Francois Chaignau, Aymeric Hainaux in „Mirlitons“

Mirlitons von François Chaignaud, der dieses Jahr sein 20-jähriges ImPulsTanz-Jubiläum begeht, und Aymeric Hainaux feierte seine Österreich-Premiere im Wiener Odeon. 2010 waren der Choreograf und Tänzer und der bildende Künstler und Beatboxer einander das erste Mal begegnet. Seit 2020 arbeiten die beiden gemeinsam an dieser anhaltenden, sich stetig verändernden, herausfordernden Begegnung, die ebenso schelmisch wie experimentell, Referenzgenreich wie berührend ist.

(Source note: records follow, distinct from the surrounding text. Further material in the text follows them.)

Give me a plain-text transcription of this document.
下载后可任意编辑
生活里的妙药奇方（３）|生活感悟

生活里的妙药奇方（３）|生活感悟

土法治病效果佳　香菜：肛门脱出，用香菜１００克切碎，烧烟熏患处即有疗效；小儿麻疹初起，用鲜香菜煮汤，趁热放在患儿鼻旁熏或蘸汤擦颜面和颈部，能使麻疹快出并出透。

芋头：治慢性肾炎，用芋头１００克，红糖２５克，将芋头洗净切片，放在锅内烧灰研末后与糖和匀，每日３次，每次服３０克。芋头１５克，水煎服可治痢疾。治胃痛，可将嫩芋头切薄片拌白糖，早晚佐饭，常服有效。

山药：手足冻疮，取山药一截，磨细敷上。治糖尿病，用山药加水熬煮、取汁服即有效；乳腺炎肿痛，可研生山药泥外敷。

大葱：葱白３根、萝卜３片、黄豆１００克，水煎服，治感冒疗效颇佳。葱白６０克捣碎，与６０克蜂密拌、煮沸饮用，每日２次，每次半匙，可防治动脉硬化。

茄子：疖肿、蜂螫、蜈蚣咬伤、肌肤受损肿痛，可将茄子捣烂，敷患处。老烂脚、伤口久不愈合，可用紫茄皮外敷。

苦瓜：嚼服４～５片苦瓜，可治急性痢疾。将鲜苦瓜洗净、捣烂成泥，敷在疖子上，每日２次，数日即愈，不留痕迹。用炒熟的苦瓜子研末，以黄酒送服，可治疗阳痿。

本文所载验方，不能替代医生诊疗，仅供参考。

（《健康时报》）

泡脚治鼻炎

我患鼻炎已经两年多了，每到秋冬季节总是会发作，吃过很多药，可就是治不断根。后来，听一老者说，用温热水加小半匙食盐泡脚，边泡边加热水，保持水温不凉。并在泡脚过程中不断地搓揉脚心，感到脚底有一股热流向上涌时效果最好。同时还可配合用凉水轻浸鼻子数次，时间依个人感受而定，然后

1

Der Titel der herausfordernden Begegnung lässt viele Deutungen zu. (François Chaignaud, Aymeric Hainaux) Allein der Titel, Mirlitons, verweist auf den erwartbaren Wissensschatz, den eine Arbeit Chaignauds erwarten lässt. Und so findet auch jede googlebare Bedeutung des Begriffs an diesem Abend ihre Referenz: So könnte der grüne Wollpullover, den der Performer im Anfangsteil zu einem ledernen Anzug trägt, ehe er ihn, einer mittelalterlichen Haube gleich über sein Haar knotet, etwa als jene vermutlich aus Mittelamerika stammende gleichnamige Kürbisfrucht – besser bekannt als Chayote oder auch Stachelgurke – gelesen werden, die in den Jahren der amerikanischen Kolonialzeit vor allem in den heutigen USA eine neue Heimat fand. Als Mirlitons wurden aber auch einfache, oft von Kindern gespielte Zwiebelflöten bezeichnet, von denen Chaignaud eine Anspielung darauf an mehreren Stellen im Stück einsetzt – und schon Tschaikowsky ließ im Nussknacker jene Rohrflöten tanzen (Dance de Mirlitons). Auch die aus Münzen bestehende Haube, die Aymeric Hainaux trägt, erinnern an Mirlitons, wie der Louis d'or oft bezeichnet worden ist. Französische Louis d’or, Mirlitons, scheinen auch in der Münzhaube verarbeitet zu sein, die Hainaux zu Beginn des Stücks rasseln lässt. Und die in Rouen, der drei Stunden von Chaignauds Geburtsstadt Rennes entfernten Hauptstadt der Normandie, beliebten historischen Cremetörtchen werden ebenfalls als Mirlitons bezeichnet und schmecken meist nach Mandeln, Zitronen oder Orangen– es sind Farben und Gerüche, die an diesem Abend ebenso in den Sinn kommen wie Krieg und Zustände von Dominanz und Unterwerfung. Alles fließt, Crème-de-Mirlitons-gleich, in diesem Stück auf engstem Raum zusammen, Geschichte und Gegenwart, Trance, Traum und Trauma. François Chaignaud benötigt für Spiel und Tanz nur ein kleines Podest.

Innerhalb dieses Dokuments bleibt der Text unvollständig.